The Application Challenge
Translating funding and technology into deployed solutions remains the ultimate test. The Innovation Fund’s support for projects beyond the North Sea addresses a critical challenge: geographical imbalance in access to CO2 storage across Europe. Spain’s TarraCO2 project marks the country’s first commercial-scale CO2 storage initiative, despite Spain having vast geological storage potential. Italy’s funded capture projects will support development of the Ravenna CCS project. Romania’s Carbon Hub CPT01 links a cement plant and lime facility to new onshore geological storage.
These projects represent more than infrastructure development. They’re creating entire value chains for carbon management, from capture to transport to permanent storage. The emergence of CO2 transport-as-a-service, exemplified by Spain’s COnet2 Sea project establishing dedicated large-scale liquid CO2 shipping capability, enables emitters to move forward before pipeline networks are in place.
For startups, this infrastructure buildout creates both opportunity and challenge. Success requires more than innovative technology; it demands integration with emerging transport and storage networks, regulatory compliance across multiple jurisdictions, and commercial agreements with industrial emitters. The complexity explains why despite impressive funding levels, carbon removal startups account for just 1.1 percent of climate tech funding overall.

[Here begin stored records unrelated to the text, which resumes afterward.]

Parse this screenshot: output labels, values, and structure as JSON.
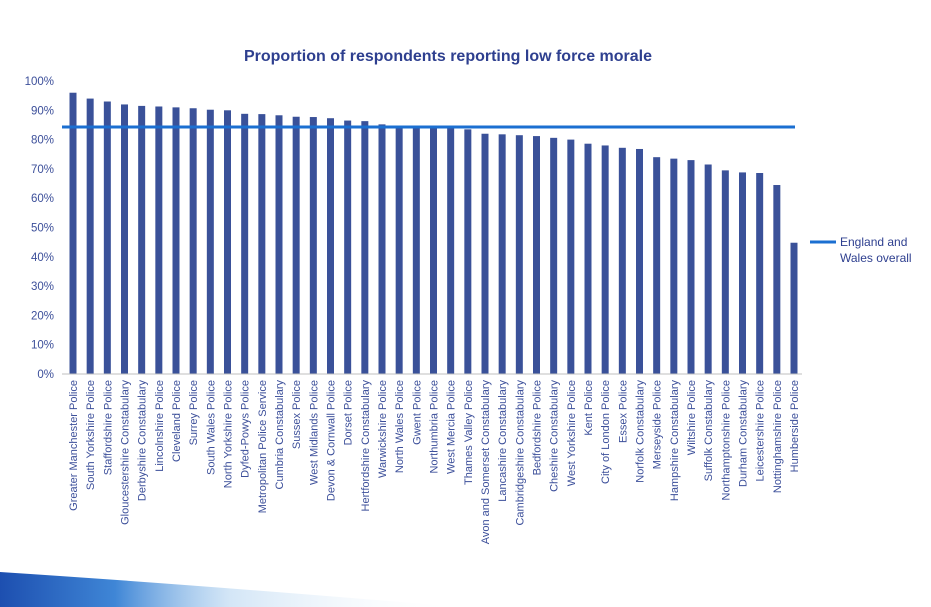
{
  "chart_data": {
    "type": "bar",
    "title": "Proportion of respondents reporting low force morale",
    "xlabel": "",
    "ylabel": "",
    "ylim": [
      0,
      100
    ],
    "yticks": [
      "0%",
      "10%",
      "20%",
      "30%",
      "40%",
      "50%",
      "60%",
      "70%",
      "80%",
      "90%",
      "100%"
    ],
    "grid": false,
    "legend_position": "right",
    "categories": [
      "Greater Manchester Police",
      "South Yorkshire Police",
      "Staffordshire Police",
      "Gloucestershire Constabulary",
      "Derbyshire Constabulary",
      "Lincolnshire Police",
      "Cleveland Police",
      "Surrey Police",
      "South Wales Police",
      "North Yorkshire Police",
      "Dyfed-Powys Police",
      "Metropolitan Police Service",
      "Cumbria Constabulary",
      "Sussex Police",
      "West Midlands Police",
      "Devon & Cornwall Police",
      "Dorset Police",
      "Hertfordshire Constabulary",
      "Warwickshire Police",
      "North Wales Police",
      "Gwent Police",
      "Northumbria Police",
      "West Mercia Police",
      "Thames Valley Police",
      "Avon and Somerset Constabulary",
      "Lancashire Constabulary",
      "Cambridgeshire Constabulary",
      "Bedfordshire Police",
      "Cheshire Constabulary",
      "West Yorkshire Police",
      "Kent Police",
      "City of London Police",
      "Essex Police",
      "Norfolk Constabulary",
      "Merseyside Police",
      "Hampshire Constabulary",
      "Wiltshire Police",
      "Suffolk Constabulary",
      "Northamptonshire Police",
      "Durham Constabulary",
      "Leicestershire Police",
      "Nottinghamshire Police",
      "Humberside Police"
    ],
    "values": [
      96,
      94,
      93,
      92,
      91.5,
      91.3,
      91,
      90.7,
      90.2,
      90,
      88.8,
      88.7,
      88.3,
      87.8,
      87.7,
      87.3,
      86.5,
      86.3,
      85.2,
      84.3,
      84.2,
      84.2,
      84,
      83.5,
      82,
      81.8,
      81.5,
      81.2,
      80.6,
      80,
      78.6,
      78,
      77.2,
      76.8,
      74,
      73.5,
      73,
      71.5,
      69.5,
      68.8,
      68.6,
      64.5,
      44.8
    ],
    "reference_line": {
      "name": "England and Wales overall",
      "label_lines": [
        "England and",
        "Wales overall"
      ],
      "value": 84.3
    },
    "colors": {
      "bar": "#3a5199",
      "line": "#1b6fd1",
      "text": "#2e3f8f"
    }
  }
}
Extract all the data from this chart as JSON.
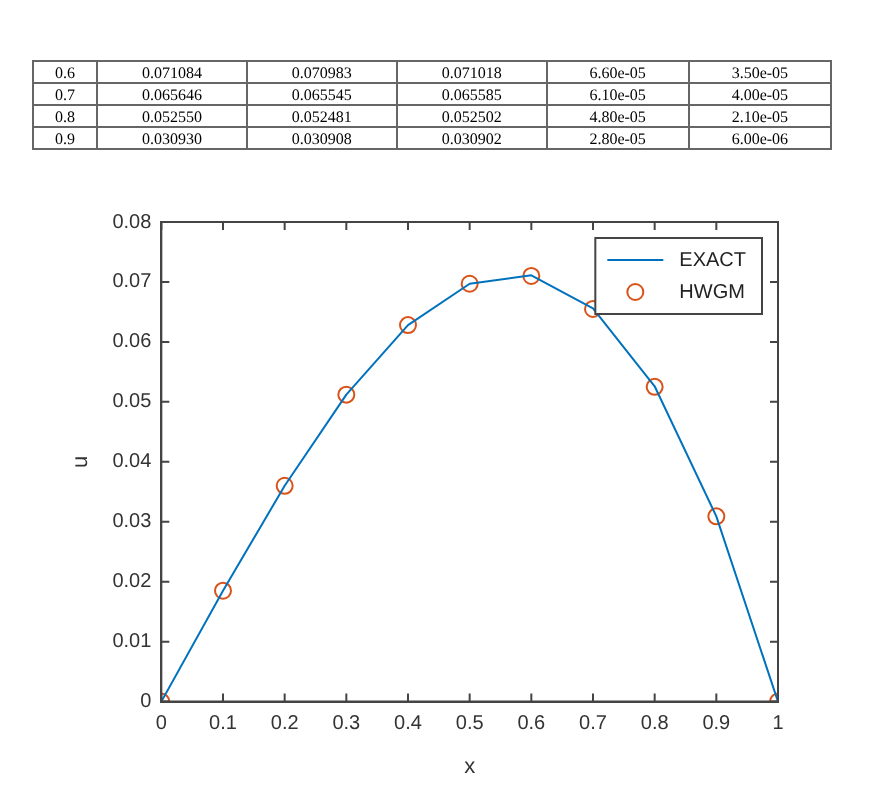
{
  "chart_data": {
    "type": "line",
    "xlabel": "x",
    "ylabel": "u",
    "x": [
      0,
      0.1,
      0.2,
      0.3,
      0.4,
      0.5,
      0.6,
      0.7,
      0.8,
      0.9,
      1
    ],
    "series": [
      {
        "name": "EXACT",
        "marker": "none",
        "color": "#0072bd",
        "values": [
          0,
          0.0185,
          0.036,
          0.0512,
          0.0628,
          0.0697,
          0.0711,
          0.0656,
          0.0526,
          0.0309,
          0
        ]
      },
      {
        "name": "HWGM",
        "type": "scatter",
        "marker": "circle",
        "color": "#d95319",
        "values": [
          0,
          0.0185,
          0.036,
          0.0512,
          0.0628,
          0.0697,
          0.071,
          0.0655,
          0.0525,
          0.0309,
          0
        ]
      }
    ],
    "xlim": [
      0,
      1
    ],
    "xticks": [
      0,
      0.1,
      0.2,
      0.3,
      0.4,
      0.5,
      0.6,
      0.7,
      0.8,
      0.9,
      1
    ],
    "ylim": [
      0,
      0.08
    ],
    "yticks": [
      0,
      0.01,
      0.02,
      0.03,
      0.04,
      0.05,
      0.06,
      0.07,
      0.08
    ],
    "grid": false,
    "legend": "top right",
    "line_style": "solid",
    "annotations": [
      "0.6 0.071084 0.070983 0.071018 6.60e-05 3.50e-05",
      "0.7 0.065646 0.065545 0.065585 6.10e-05 4.00e-05",
      "0.8 0.052550 0.052481 0.052502 4.80e-05 2.10e-05",
      "0.9 0.030930 0.030908 0.030902 2.80e-05 6.00e-06"
    ]
  }
}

The IEA emphasizes that CCUS deployment reaching net-zero emissions levels would require substantial and rapid scale-up from today’s baseline of 18 large-scale projects capturing around 33 million tonnes of CO2 annually. Government policies play a crucial role, from carbon pricing systems to capital grants reducing upfront costs, tax credits addressing operational expenses, and carbon contracts-for-difference providing predictable revenue streams.
The Verdict
Can Europe’s deep tech startups out-innovate in carbon capture? The evidence suggests they’re mounting a serious challenge. The combination of substantial public funding through mechanisms like the Innovation Fund, growing venture capital interest, diverse technological approaches, and expanding infrastructure positions Europe as a genuine innovator in carbon capture.

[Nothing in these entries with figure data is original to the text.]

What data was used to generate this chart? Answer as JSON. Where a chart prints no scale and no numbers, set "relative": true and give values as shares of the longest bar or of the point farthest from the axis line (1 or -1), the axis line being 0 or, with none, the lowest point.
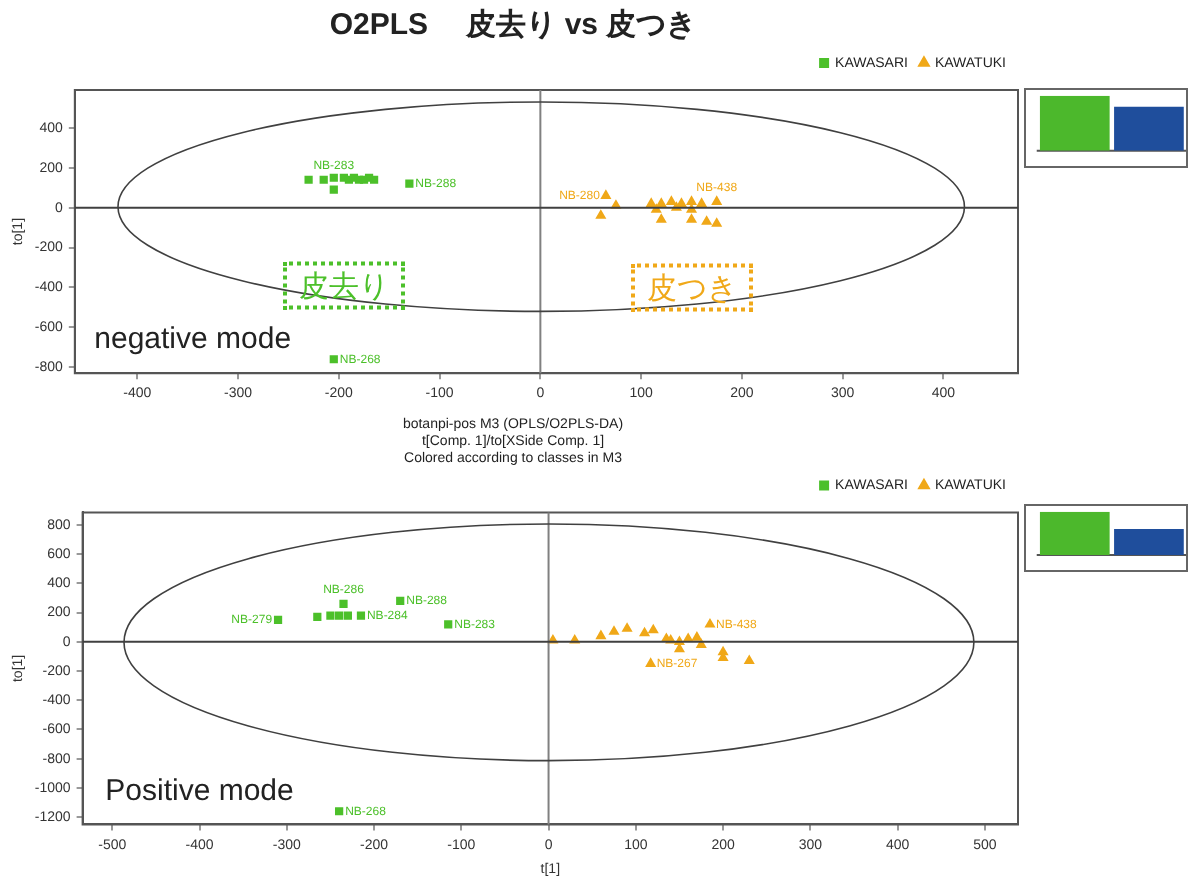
{
  "chart_data": [
    {
      "type": "scatter",
      "title": "O2PLS　 皮去り vs 皮つき",
      "ylabel": "to[1]",
      "legend": "top right",
      "grid": false,
      "xlim": [
        -462,
        474
      ],
      "xticks": [
        -400,
        -300,
        -200,
        -100,
        0,
        100,
        200,
        300,
        400
      ],
      "ylim": [
        -830,
        590
      ],
      "yticks": [
        -800,
        -600,
        -400,
        -200,
        0,
        200,
        400
      ],
      "ref_lines": [
        {
          "axis": "x",
          "value": 0,
          "color": "#808080"
        },
        {
          "axis": "y",
          "value": 0,
          "color": "#404040"
        }
      ],
      "annotations": [
        "negative  mode",
        "皮去り",
        "皮つき",
        {
          "text": "NB-283",
          "x": -205,
          "y": 90
        },
        {
          "text": "NB-288",
          "x": -130,
          "y": 120
        },
        {
          "text": "NB-268",
          "x": -205,
          "y": -760
        },
        {
          "text": "NB-280",
          "x": 65,
          "y": 60
        },
        {
          "text": "NB-438",
          "x": 175,
          "y": 30
        }
      ],
      "series": [
        {
          "name": "KAWASARI",
          "color": "#4cc02a",
          "marker": "square",
          "x": [
            -230,
            -215,
            -205,
            -195,
            -190,
            -185,
            -180,
            -175,
            -170,
            -165,
            -205,
            -130,
            -205
          ],
          "values": [
            140,
            140,
            150,
            150,
            140,
            150,
            140,
            140,
            150,
            140,
            90,
            120,
            -760
          ]
        },
        {
          "name": "KAWATUKI",
          "color": "#f0a818",
          "marker": "triangle",
          "x": [
            65,
            60,
            75,
            110,
            120,
            130,
            140,
            150,
            160,
            175,
            115,
            135,
            150,
            120,
            150,
            165,
            175
          ],
          "values": [
            60,
            -40,
            10,
            20,
            20,
            30,
            20,
            30,
            20,
            30,
            -10,
            0,
            -10,
            -60,
            -60,
            -70,
            -80
          ]
        }
      ]
    },
    {
      "type": "bar",
      "relative": true,
      "categories": [
        null,
        null
      ],
      "values": [
        1,
        0.8
      ],
      "colors": [
        "#4cb82c",
        "#1f4e9c"
      ]
    },
    {
      "type": "scatter",
      "subtitle": "botanpi-pos M3 (OPLS/O2PLS-DA)\nt[Comp. 1]/to[XSide Comp. 1]\nColored according to classes in M3",
      "xlabel": "t[1]",
      "ylabel": "to[1]",
      "legend": "top right",
      "grid": false,
      "xlim": [
        -534,
        538
      ],
      "xticks": [
        -500,
        -400,
        -300,
        -200,
        -100,
        0,
        100,
        200,
        300,
        400,
        500
      ],
      "ylim": [
        -1250,
        886
      ],
      "yticks": [
        -1200,
        -1000,
        -800,
        -600,
        -400,
        -200,
        0,
        200,
        400,
        600,
        800
      ],
      "ref_lines": [
        {
          "axis": "x",
          "value": 0,
          "color": "#808080"
        },
        {
          "axis": "y",
          "value": 0,
          "color": "#404040"
        }
      ],
      "annotations": [
        "Positive  mode",
        {
          "text": "NB-279",
          "x": -310,
          "y": 150
        },
        {
          "text": "NB-286",
          "x": -235,
          "y": 260
        },
        {
          "text": "NB-284",
          "x": -215,
          "y": 180
        },
        {
          "text": "NB-288",
          "x": -170,
          "y": 280
        },
        {
          "text": "NB-283",
          "x": -115,
          "y": 120
        },
        {
          "text": "NB-268",
          "x": -240,
          "y": -1160
        },
        {
          "text": "NB-438",
          "x": 185,
          "y": 120
        },
        {
          "text": "NB-267",
          "x": 117,
          "y": -150
        }
      ],
      "series": [
        {
          "name": "KAWASARI",
          "color": "#4cc02a",
          "marker": "square",
          "x": [
            -310,
            -265,
            -250,
            -240,
            -230,
            -215,
            -235,
            -170,
            -115,
            -240
          ],
          "values": [
            150,
            170,
            180,
            180,
            180,
            180,
            260,
            280,
            120,
            -1160
          ]
        },
        {
          "name": "KAWATUKI",
          "color": "#f0a818",
          "marker": "triangle",
          "x": [
            5,
            30,
            60,
            75,
            90,
            110,
            120,
            135,
            140,
            150,
            160,
            170,
            175,
            150,
            117,
            185,
            200,
            200,
            230
          ],
          "values": [
            10,
            10,
            40,
            70,
            90,
            60,
            80,
            20,
            10,
            0,
            20,
            30,
            -20,
            -50,
            -150,
            120,
            -70,
            -110,
            -130
          ]
        }
      ]
    },
    {
      "type": "bar",
      "relative": true,
      "categories": [
        null,
        null
      ],
      "values": [
        1,
        0.6
      ],
      "colors": [
        "#4cb82c",
        "#1f4e9c"
      ]
    }
  ]
}
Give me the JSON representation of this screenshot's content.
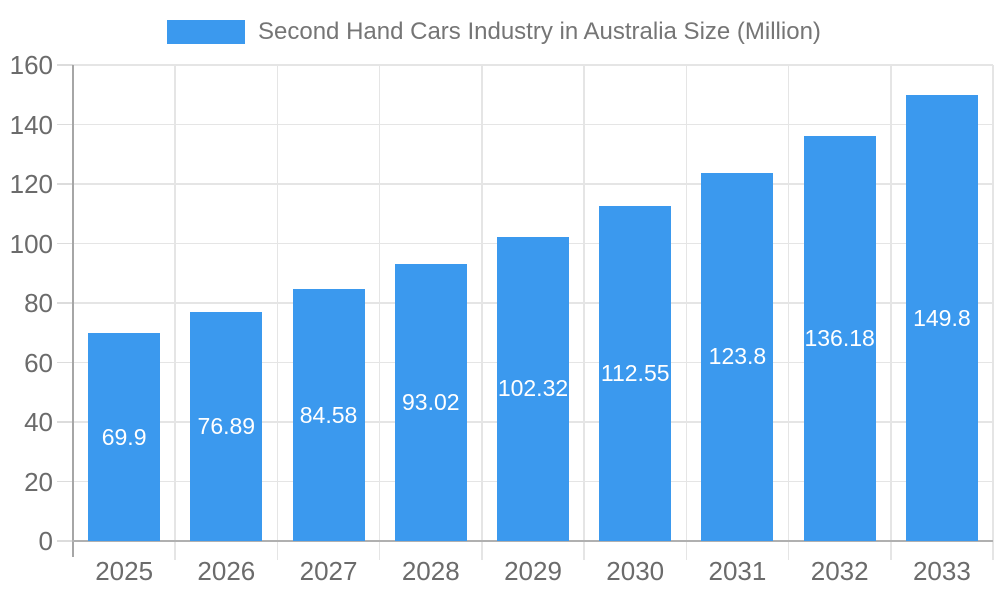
{
  "chart_data": {
    "type": "bar",
    "title": "Second Hand Cars Industry in Australia Size (Million)",
    "categories": [
      "2025",
      "2026",
      "2027",
      "2028",
      "2029",
      "2030",
      "2031",
      "2032",
      "2033"
    ],
    "values": [
      69.9,
      76.89,
      84.58,
      93.02,
      102.32,
      112.55,
      123.8,
      136.18,
      149.8
    ],
    "value_labels": [
      "69.9",
      "76.89",
      "84.58",
      "93.02",
      "102.32",
      "112.55",
      "123.8",
      "136.18",
      "149.8"
    ],
    "xlabel": "",
    "ylabel": "",
    "ylim": [
      0,
      160
    ],
    "y_ticks": [
      0,
      20,
      40,
      60,
      80,
      100,
      120,
      140,
      160
    ],
    "y_tick_labels": [
      "0",
      "20",
      "40",
      "60",
      "80",
      "100",
      "120",
      "140",
      "160"
    ],
    "grid": "horizontal and vertical category boundaries",
    "legend_position": "top",
    "colors": {
      "bar": "#3B99EE",
      "bar_label": "#FFFFFF",
      "title_text": "#757575",
      "axis_label_text": "#6B6B6B",
      "gridline": "#E5E5E5",
      "tick": "#DCDCDC",
      "y_axis_line": "#A6A6A6",
      "x_axis_line": "#B0B0B0",
      "background": "#FFFFFF"
    }
  }
}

Yet challenges remain formidable. The IEA’s analysis reveals that current trends remain insufficient to align with mid-century net-zero pathways. Reducing project lead times, particularly for CO2 storage development, remains critical. Geographic concentration persists, with 80 percent of capture capacity potentially operational by 2030 located in North America or Europe. The gap between technological capability and deployed capacity continues to widen.
The startup ecosystem itself reflects these tensions. While companies like Greenlyte, Reverion, and 44.01 demonstrate impressive technological progress and funding traction, the path from laboratory breakthrough to industrial-scale deployment remains long and capital-intensive. Deep tech ventures typically require seven to ten years from founding to significant revenue generation, testing the patience of even committed investors.

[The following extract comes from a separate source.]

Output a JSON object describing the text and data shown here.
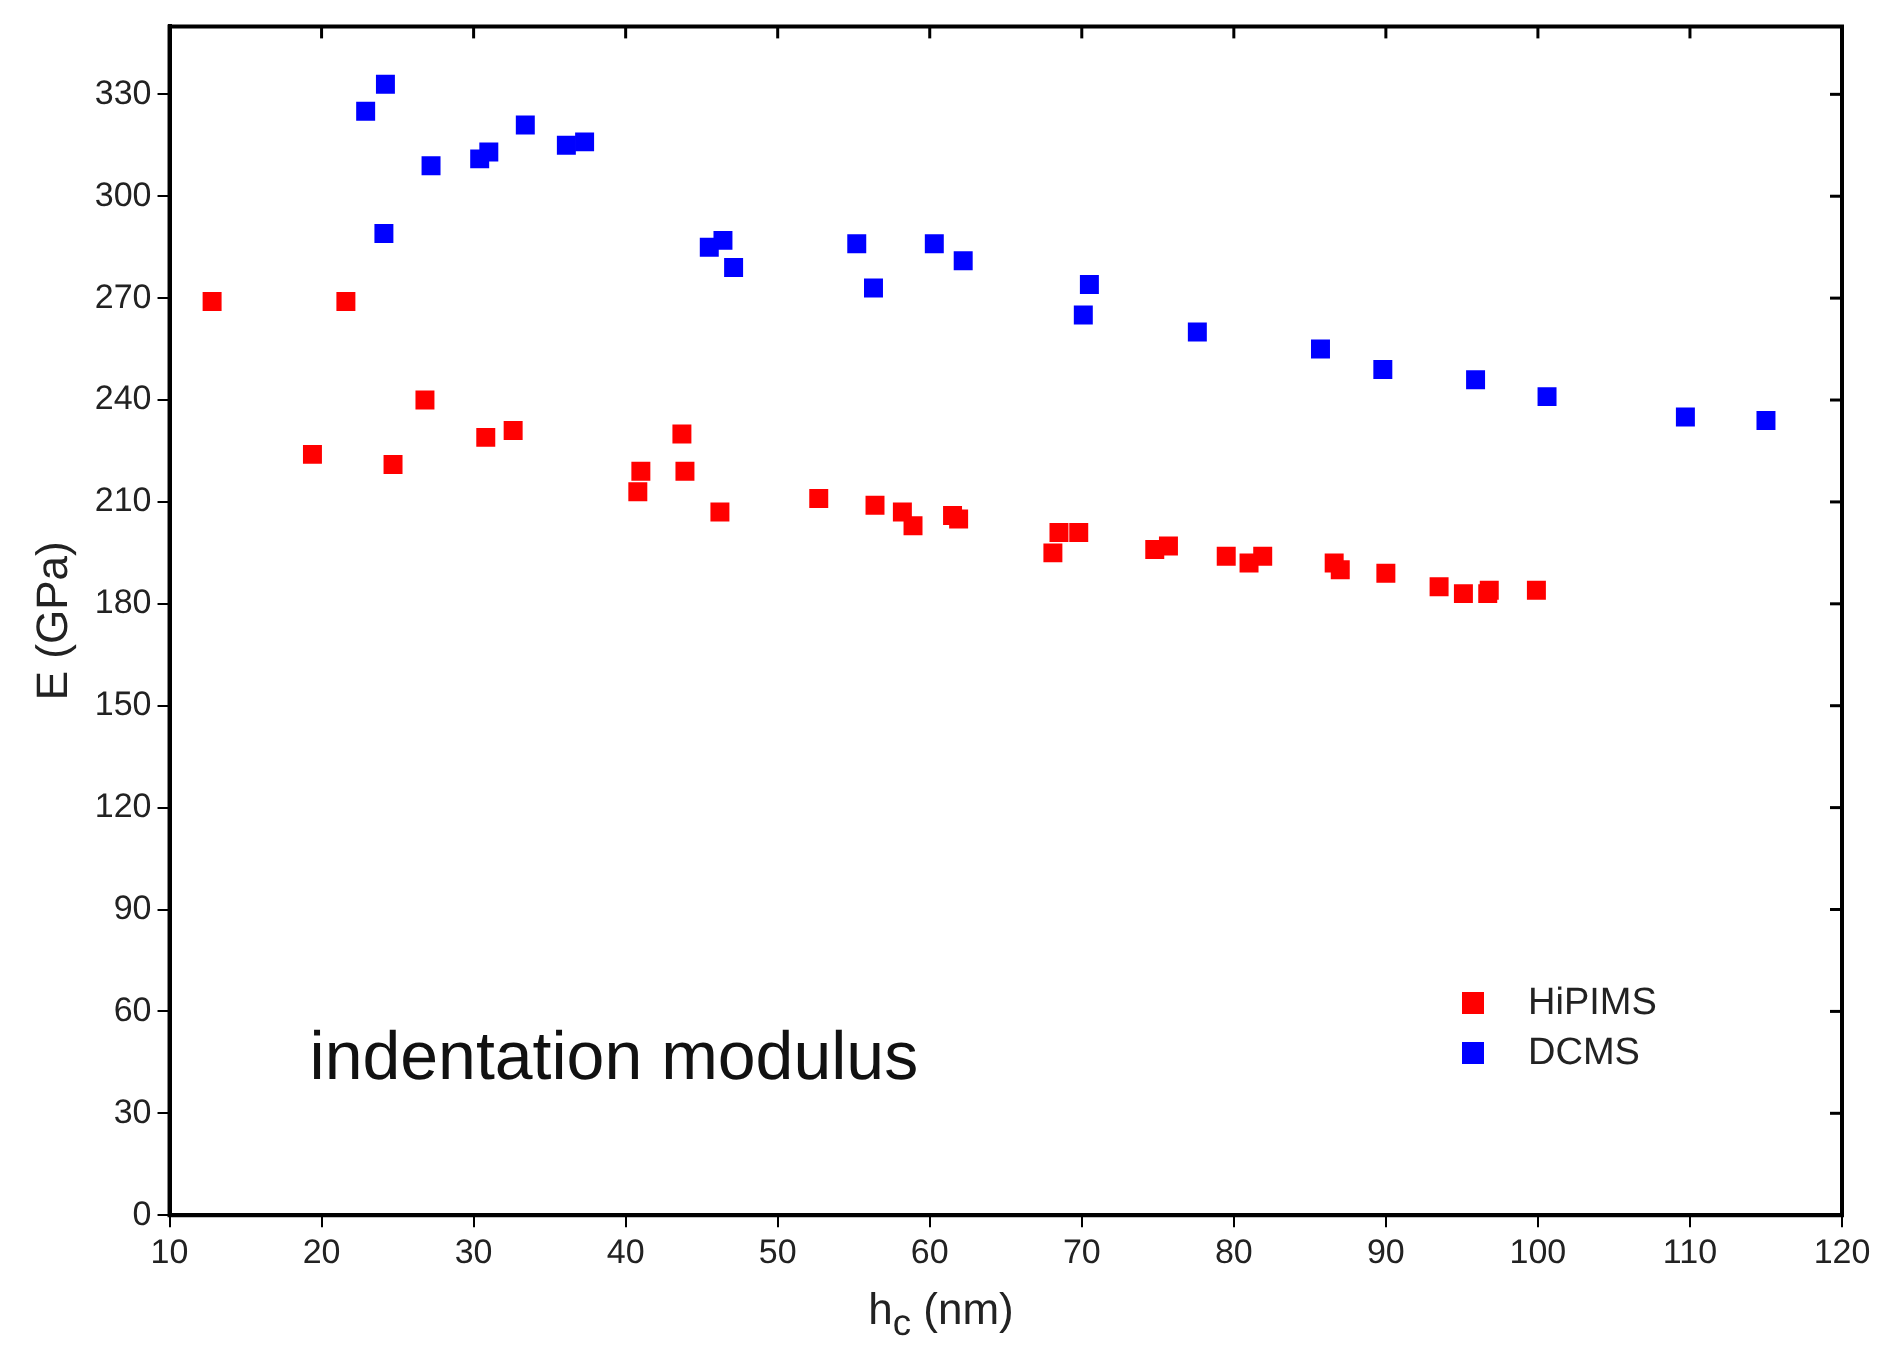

What Europe possesses that may prove decisive is systemic commitment. The Innovation Fund represents policy translated into action. The Net-Zero Industry Act establishes concrete targets. The EU Emissions Trading System creates market incentives for carbon reduction. These aren’t fragmented initiatives but components of a comprehensive strategy linking research funding, commercial deployment support, and market creation.
For startups operating in this environment, the opportunity is unprecedented. Access to significant capital, supportive policy frameworks, and growing infrastructure creates conditions for innovation to flourish. The question isn’t whether Europe can compete in carbon capture innovation, but whether its startups can move fast enough to meet the urgency of the climate crisis. The race is on, and Europe has entered with serious intent.